Replacement Theology and The Jew and Gentile Distinction #17
As we have seen, one of the fundamental tenets of Dispensationalism is that God made distinctive, exclusive promises to Israel and the Gentiles were not part of those promises. Thomas Ice and Timothy Demy say: “Dispensational premillennialists hold that Israel and the church are two separate and distinct entities throughout all of history, including the millennium.” (Prophecy Watch, 1998, 241). Likewise, Ryrie says “The Old Testament does predict Gentile blessing for the millennial period (Isaiah 61:5-6; 2:1-4) but the specific blessings do not include equality with the Jews as is true today in the Body of Christ. Great blessing is promised Gentiles in the predictions of the Old Testament, but not on the basis of equality with the Jews.” (Charles Ryrie, Dispensationalism Today, (Chicago, Moody Press, 1965)134. He says, in agreement with most Dispensationalists, that the church was not predicted or even known in the OT: “It was something unknown in the Old Testament times; it is a distinct entity in the present age” (p. 135). Ryrie argues that throughout the NT, the church and Israel are contrasted and thus claims “The church does not rob Israel of her blessings. The term Israel continues to be used for the natural (not spiritual) descendants after the church was instituted, and is not equated with the Church” (138).
To say that this distinction is critical for Dispensationalism is a huge understatement.
In fact, if this so-called eternal distinction is not true, Dispensationalism is false.
If God predicted that Israel’s promises were inclusive of the Gentiles, Dispensationalism is false.
If God always intended for Gentiles to be equal partakers of Israel’s promises, then Dispensationalism is false and the pejorative term “Replacement Theology” is shown to be an inappropriate and false label. So, let’s take a closer look at the idea that the Gentiles were never to be part of the promises that God made to Israel.
Replacement Theology and Jew Gentile Distinctions – True or False?
Ryrie is correct that in the NT the writers do, most of the time, when speaking of Israel, refer to Old Covenant, “ethnic” Israel.

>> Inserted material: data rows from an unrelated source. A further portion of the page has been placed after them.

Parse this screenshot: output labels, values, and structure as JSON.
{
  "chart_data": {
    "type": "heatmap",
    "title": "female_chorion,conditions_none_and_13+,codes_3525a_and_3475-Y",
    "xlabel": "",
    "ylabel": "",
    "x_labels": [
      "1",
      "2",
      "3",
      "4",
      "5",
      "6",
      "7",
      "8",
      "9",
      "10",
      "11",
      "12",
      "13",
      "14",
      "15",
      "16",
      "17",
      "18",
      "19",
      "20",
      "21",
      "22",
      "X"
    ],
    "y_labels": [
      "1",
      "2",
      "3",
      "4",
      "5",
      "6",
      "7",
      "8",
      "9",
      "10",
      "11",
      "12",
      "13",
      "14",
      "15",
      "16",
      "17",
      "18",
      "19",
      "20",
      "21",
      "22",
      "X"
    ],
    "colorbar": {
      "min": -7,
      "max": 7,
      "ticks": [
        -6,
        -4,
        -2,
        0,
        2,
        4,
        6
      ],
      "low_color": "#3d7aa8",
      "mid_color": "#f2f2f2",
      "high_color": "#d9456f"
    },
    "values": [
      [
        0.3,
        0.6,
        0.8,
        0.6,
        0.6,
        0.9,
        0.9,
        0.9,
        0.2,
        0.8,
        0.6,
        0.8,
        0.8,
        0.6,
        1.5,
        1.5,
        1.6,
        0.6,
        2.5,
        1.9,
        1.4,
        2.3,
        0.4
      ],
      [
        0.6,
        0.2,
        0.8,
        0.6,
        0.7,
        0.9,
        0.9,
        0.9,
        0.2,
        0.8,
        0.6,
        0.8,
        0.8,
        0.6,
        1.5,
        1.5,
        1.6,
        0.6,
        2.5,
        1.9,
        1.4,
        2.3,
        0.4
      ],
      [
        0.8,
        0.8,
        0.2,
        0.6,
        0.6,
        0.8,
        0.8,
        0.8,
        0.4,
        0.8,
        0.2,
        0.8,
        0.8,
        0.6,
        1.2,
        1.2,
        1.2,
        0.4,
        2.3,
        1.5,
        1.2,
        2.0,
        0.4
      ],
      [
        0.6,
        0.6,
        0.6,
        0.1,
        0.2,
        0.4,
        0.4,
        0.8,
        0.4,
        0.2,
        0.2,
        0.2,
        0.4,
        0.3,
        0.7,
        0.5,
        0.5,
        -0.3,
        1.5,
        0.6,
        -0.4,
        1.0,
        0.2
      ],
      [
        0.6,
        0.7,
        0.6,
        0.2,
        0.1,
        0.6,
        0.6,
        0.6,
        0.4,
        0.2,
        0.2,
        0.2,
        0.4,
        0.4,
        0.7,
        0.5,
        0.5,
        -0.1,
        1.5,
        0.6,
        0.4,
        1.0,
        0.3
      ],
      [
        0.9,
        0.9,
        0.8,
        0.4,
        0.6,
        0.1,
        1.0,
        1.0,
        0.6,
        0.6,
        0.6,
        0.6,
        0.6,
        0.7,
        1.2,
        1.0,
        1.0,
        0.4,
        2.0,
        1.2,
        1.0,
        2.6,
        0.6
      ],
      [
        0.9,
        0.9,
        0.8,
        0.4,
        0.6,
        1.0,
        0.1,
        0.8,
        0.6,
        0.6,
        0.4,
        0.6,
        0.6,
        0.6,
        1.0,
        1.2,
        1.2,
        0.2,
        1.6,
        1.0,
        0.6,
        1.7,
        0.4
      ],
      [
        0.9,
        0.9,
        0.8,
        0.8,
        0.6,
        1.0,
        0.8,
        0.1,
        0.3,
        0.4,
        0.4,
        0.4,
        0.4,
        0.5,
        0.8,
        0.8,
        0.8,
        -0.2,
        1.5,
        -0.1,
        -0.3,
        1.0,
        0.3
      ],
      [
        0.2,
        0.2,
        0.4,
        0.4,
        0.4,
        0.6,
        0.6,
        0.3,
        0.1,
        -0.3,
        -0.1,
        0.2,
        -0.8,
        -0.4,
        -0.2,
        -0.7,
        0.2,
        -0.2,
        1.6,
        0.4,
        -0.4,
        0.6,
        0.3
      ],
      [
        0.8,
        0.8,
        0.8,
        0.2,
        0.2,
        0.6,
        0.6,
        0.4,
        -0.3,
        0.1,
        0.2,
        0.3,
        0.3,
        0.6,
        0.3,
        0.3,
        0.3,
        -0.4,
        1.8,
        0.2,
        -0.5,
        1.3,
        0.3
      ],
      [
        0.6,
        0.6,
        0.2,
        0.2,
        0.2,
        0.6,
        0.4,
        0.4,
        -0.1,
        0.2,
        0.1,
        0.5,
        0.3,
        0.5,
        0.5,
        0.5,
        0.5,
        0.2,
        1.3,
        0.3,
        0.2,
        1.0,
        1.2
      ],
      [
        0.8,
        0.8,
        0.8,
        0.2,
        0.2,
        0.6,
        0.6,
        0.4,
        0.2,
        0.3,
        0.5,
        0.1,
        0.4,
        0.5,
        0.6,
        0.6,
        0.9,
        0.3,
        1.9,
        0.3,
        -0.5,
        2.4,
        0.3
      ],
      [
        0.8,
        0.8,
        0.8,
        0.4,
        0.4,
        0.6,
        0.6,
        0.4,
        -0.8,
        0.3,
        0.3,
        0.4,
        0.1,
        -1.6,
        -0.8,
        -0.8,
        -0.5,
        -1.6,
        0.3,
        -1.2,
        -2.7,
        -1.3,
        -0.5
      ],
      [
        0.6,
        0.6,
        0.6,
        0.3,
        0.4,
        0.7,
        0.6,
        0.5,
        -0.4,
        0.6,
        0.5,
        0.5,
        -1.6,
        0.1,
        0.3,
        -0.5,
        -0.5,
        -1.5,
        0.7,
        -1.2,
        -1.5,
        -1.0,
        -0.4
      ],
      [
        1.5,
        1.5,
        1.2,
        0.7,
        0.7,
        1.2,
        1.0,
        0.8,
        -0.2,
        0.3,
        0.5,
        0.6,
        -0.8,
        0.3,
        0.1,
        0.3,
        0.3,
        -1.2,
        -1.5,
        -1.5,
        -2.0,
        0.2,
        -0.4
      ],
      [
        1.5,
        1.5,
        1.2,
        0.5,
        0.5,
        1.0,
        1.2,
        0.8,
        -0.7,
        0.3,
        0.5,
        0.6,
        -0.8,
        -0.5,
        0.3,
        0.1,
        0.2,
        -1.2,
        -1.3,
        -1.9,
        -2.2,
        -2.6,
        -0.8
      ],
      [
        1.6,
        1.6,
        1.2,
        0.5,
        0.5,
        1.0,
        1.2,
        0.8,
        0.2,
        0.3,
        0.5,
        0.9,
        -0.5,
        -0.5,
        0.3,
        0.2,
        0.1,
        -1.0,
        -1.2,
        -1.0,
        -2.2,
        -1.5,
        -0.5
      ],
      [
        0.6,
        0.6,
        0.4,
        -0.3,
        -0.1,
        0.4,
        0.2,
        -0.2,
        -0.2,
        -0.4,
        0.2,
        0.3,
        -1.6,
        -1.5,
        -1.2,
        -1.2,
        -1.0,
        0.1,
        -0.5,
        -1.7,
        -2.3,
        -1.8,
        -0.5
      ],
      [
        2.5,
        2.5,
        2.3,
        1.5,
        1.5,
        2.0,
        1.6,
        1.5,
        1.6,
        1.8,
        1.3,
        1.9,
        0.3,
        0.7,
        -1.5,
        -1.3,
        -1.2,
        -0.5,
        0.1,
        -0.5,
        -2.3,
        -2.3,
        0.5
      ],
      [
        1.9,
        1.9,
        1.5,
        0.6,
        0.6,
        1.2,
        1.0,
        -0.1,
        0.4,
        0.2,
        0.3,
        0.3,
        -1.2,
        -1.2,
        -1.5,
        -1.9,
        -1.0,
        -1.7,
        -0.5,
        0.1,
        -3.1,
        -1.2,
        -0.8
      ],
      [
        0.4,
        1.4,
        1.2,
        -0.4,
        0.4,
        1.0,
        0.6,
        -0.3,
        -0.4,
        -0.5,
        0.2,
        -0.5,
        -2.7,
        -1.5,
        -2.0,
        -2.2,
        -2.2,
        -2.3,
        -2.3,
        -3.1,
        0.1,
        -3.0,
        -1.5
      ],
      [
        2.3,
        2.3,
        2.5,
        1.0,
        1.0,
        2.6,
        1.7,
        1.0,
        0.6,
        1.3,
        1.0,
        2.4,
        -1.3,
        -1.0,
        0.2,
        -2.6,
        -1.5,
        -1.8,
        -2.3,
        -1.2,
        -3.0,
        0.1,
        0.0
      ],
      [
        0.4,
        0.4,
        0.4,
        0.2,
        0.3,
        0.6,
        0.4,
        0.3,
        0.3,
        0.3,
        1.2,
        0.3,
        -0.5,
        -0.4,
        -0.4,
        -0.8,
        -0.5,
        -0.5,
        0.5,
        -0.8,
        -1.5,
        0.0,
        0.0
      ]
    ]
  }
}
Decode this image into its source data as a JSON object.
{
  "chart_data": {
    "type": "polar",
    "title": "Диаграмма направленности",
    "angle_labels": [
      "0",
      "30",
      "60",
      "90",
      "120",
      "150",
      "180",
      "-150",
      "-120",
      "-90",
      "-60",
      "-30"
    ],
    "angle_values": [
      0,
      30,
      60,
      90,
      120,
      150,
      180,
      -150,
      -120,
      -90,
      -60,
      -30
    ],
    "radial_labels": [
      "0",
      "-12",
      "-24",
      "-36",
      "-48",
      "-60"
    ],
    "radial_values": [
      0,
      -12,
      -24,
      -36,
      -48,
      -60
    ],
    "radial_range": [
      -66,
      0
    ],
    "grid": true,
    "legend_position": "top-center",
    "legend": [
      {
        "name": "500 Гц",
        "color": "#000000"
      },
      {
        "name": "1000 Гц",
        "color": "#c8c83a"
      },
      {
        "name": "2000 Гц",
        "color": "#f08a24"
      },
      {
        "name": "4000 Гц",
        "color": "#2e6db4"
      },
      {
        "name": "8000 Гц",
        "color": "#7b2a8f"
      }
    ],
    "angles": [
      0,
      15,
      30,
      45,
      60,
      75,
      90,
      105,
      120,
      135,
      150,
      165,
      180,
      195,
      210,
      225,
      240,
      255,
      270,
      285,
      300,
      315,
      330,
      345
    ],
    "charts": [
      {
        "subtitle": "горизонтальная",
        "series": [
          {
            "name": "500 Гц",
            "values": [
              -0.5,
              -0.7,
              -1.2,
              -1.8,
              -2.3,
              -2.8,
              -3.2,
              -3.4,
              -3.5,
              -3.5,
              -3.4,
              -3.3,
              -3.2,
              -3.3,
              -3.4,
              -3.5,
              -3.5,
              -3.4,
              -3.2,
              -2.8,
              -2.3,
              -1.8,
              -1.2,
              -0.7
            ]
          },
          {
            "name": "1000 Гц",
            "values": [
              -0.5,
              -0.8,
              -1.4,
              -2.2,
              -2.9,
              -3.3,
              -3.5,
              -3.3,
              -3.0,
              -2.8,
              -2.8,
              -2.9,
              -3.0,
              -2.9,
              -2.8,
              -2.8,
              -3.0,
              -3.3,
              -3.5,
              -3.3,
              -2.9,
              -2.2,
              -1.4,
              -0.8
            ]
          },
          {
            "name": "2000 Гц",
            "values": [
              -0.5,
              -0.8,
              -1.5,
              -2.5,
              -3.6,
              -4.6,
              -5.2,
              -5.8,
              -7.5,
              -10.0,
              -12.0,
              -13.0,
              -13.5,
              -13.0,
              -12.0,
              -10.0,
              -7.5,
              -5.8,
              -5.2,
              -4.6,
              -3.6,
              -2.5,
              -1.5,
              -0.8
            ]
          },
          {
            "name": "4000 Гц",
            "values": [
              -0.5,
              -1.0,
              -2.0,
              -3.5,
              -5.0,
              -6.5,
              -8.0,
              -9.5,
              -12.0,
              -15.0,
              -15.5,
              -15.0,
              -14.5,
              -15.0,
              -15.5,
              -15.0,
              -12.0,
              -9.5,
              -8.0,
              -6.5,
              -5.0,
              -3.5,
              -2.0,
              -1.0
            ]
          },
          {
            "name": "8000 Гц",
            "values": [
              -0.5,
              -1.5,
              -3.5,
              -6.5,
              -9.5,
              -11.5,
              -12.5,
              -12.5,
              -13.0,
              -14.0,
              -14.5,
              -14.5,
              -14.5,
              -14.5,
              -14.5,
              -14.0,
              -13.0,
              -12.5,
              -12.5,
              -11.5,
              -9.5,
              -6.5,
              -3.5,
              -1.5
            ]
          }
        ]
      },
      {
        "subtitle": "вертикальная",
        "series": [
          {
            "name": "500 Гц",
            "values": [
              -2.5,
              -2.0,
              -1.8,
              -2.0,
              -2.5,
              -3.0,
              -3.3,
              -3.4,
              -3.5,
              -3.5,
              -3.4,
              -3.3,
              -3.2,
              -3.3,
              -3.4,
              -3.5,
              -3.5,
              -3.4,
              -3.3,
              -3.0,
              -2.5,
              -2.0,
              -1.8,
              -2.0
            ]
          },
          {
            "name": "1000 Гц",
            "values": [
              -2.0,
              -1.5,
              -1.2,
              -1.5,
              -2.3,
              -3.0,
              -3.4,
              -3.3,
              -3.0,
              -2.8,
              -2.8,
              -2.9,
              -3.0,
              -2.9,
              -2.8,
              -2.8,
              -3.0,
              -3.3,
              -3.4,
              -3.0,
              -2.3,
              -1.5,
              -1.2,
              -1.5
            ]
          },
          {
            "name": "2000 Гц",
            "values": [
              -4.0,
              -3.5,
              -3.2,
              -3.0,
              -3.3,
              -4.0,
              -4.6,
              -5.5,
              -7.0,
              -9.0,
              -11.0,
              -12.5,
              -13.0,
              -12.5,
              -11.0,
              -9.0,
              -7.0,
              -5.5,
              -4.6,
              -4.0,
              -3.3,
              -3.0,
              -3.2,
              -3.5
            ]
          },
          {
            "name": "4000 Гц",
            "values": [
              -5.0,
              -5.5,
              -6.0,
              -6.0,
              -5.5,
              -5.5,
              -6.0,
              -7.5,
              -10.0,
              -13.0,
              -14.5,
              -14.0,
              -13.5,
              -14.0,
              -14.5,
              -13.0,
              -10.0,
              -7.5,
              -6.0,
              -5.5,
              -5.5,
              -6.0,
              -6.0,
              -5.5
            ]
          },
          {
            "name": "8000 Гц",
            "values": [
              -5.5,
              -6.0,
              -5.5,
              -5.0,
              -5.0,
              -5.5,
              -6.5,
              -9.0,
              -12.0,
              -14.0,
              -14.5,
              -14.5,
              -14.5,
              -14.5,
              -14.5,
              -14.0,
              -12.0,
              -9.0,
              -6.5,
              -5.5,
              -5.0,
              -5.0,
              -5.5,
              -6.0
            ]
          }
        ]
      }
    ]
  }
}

I actually believe that it is a major flaw in the non-Dispensational world, in critiques of Dispensationalism, to claim that NT references to Israel are descriptions of the church! Ryrie is also correct that the NT no where teaches that the church was “robbing” Israel of her blessings or her promises. However…
1. Dispensationalists, such as Ryrie, Ice, LaHaye, Hagee, etc. are flat wrong in denying that the church was unknown, not foretold and not predicted in the Old Testament. We have already proven this beyond dispute, so there is no need to reiterate those points here. Just keep in mind that Paul said that he preached the mystery of God (Jew and Gentile equality in the body of Christ) from the Old Covenant prophets (Romans 16:25-26). If therefore, the OT prophets did not predict Jew and Gentile equality in the one body of Christ, this means that Paul was perverting the Old Covenant prophecies. This is truly a critical point in which the Dispensationalists are at total odds with scripture. It completely falsifies the charge of Replacement Theology.
2. The NT writers were emphatic and clear that they were living in the days foretold by the OT prophets, and that those prophecies were being – or were about to be – fulfilled in their generation (Acts 3:21-24).
3. The NT writers are equally clear that those OT prophecies were being fulfilled in the body of Christ. Paul said, in words too clear to deny, that the promise of the restoration of Israel and “the earth” was being fulfilled in the body of Christ (Isaiah 49:6f / 2 Corinthians 6:1-3). They were being fulfilled spiritually (1 Peter 1:9-2:10). See again our discussion of 1 Peter above.
4. As we have seen, there were some promises – the literal land promises – that were given exclusively to Israel. (It should be noted, however, and this is very important, that even foreigners could become “as a native of the land ” by being circumcised and obeying Torah, thus demonstrating that the inheritance was never strictly and solely based on blood – Exodus 12:48 / Number 9:14). As we have seen, those exclusive, limited land promises were in fact fulfilled. Those promises were also conditional, as demonstrated above.
5. This next point is absolutely critical: The “greater” Abrahamic land promise, that he would “inherit the world” (Romans 4:13) was in fact always – in the mind of YHVH – intended to be fulfilled spiritually in Christ and his church– where there is no Jew or Gentile distinction!
We will flesh out this last point in our next installment. For now, it is sufficient to see and to say that the charge of Replacement Theology is wrong.